D’ailleurs, le nouveau Nissan Ariya, crossover familial électrique, repose sur la nouvelle plate-forme CMF-EV, une base modulaire propre aux modèles électriques qui sera également utilisée par Renault. Même si cette décision avait été prise bien avant l’arrivée de de Meo, cela représente un progrès tangible par rapport aux Nissan Leaf et Renault Zoé, qui n’ont pas grand-chose en commun techniquement. D’un point de vue industriel, Renault a d’ailleurs l’intention de produire en France les voitures électriques, qui représentent une valeur ajoutée supérieure.

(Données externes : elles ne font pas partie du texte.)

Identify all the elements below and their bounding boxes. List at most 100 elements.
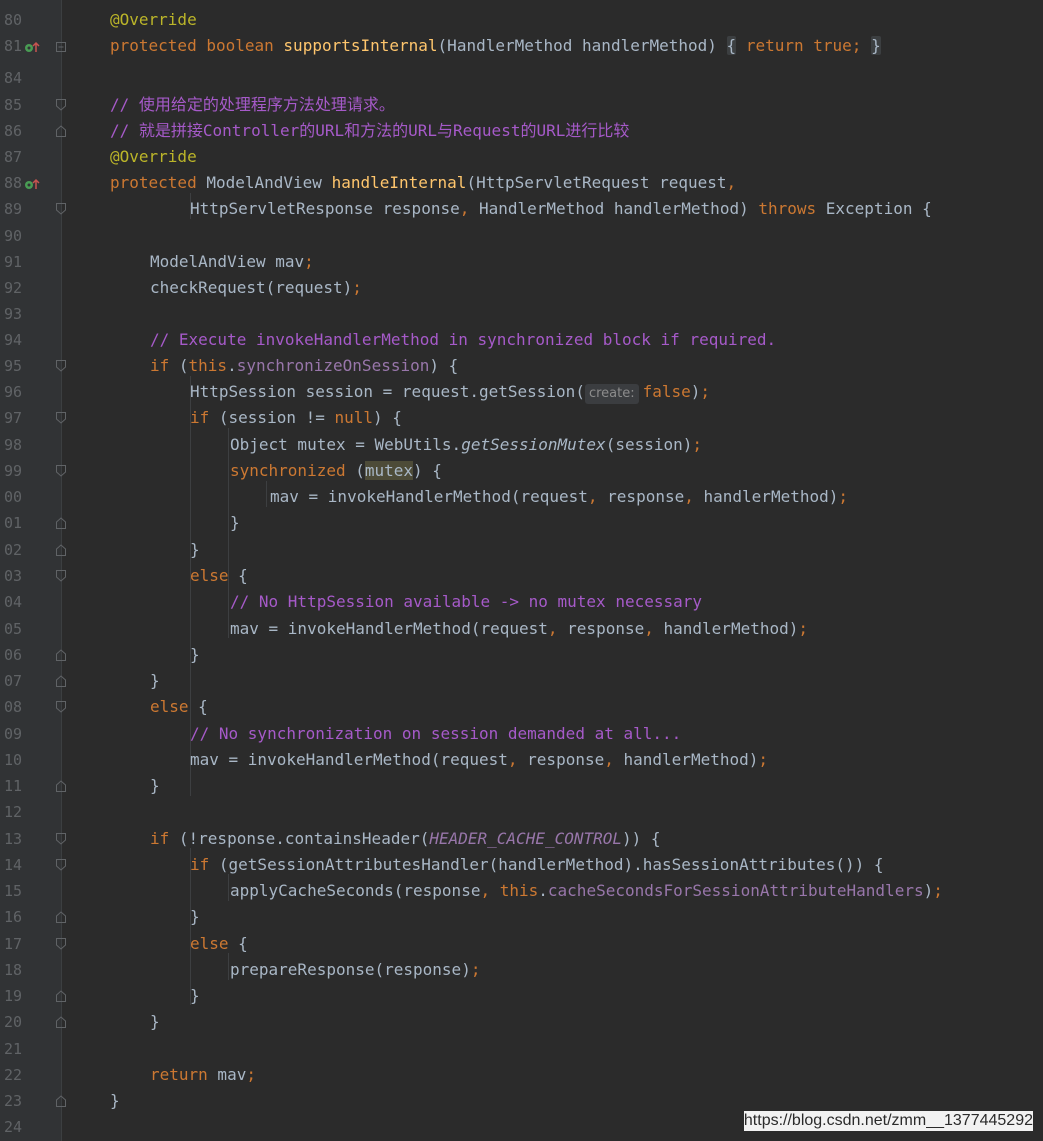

L'inconnue des nouvelles mobilités
Parmi les inconnues restant à lever, reste notamment celle des intentions de Renault dans les nouvelles mobilités. De Meo a ainsi déclaré vouloir réaliser jusqu’à 30 % de l’activité du groupe dans des domaines n'ayant rien à voir avec le secteur automobile traditionnel. Or, les constructeurs peinent encore à gagner de l’argent avec des activités qui sortent de leur périmètre historique. Renault peut-il changer la donne ? « Renault souhaite réaliser 20 à 30% de son activité dans des domaines n’ayant rien à voir avec le secteur automobile traditionnel et évoque les plateformes de mobilité. A ce jour, le marché des nouvelles mobilités n’a pas démontré l’existence d’un modèle économique rentable. », rappelle Louis-Antoine Calvy. « Beaucoup d’investissements ont été réalisés par les constructeurs dans ce secteur, les annonces qui seront faites à ce sujet la semaine prochaine seront donc d’un intérêt tout particulier. »
Des annonces que Caradisiac suivra et decryptera tout au long de la journée de jeudi à travers un grand live. Avec la naissance de Stellantis, futur n°4 mondial, et maintenant la « Renaulution », l’industrie automobile française se réinvente de façon spectaculaire en 2021.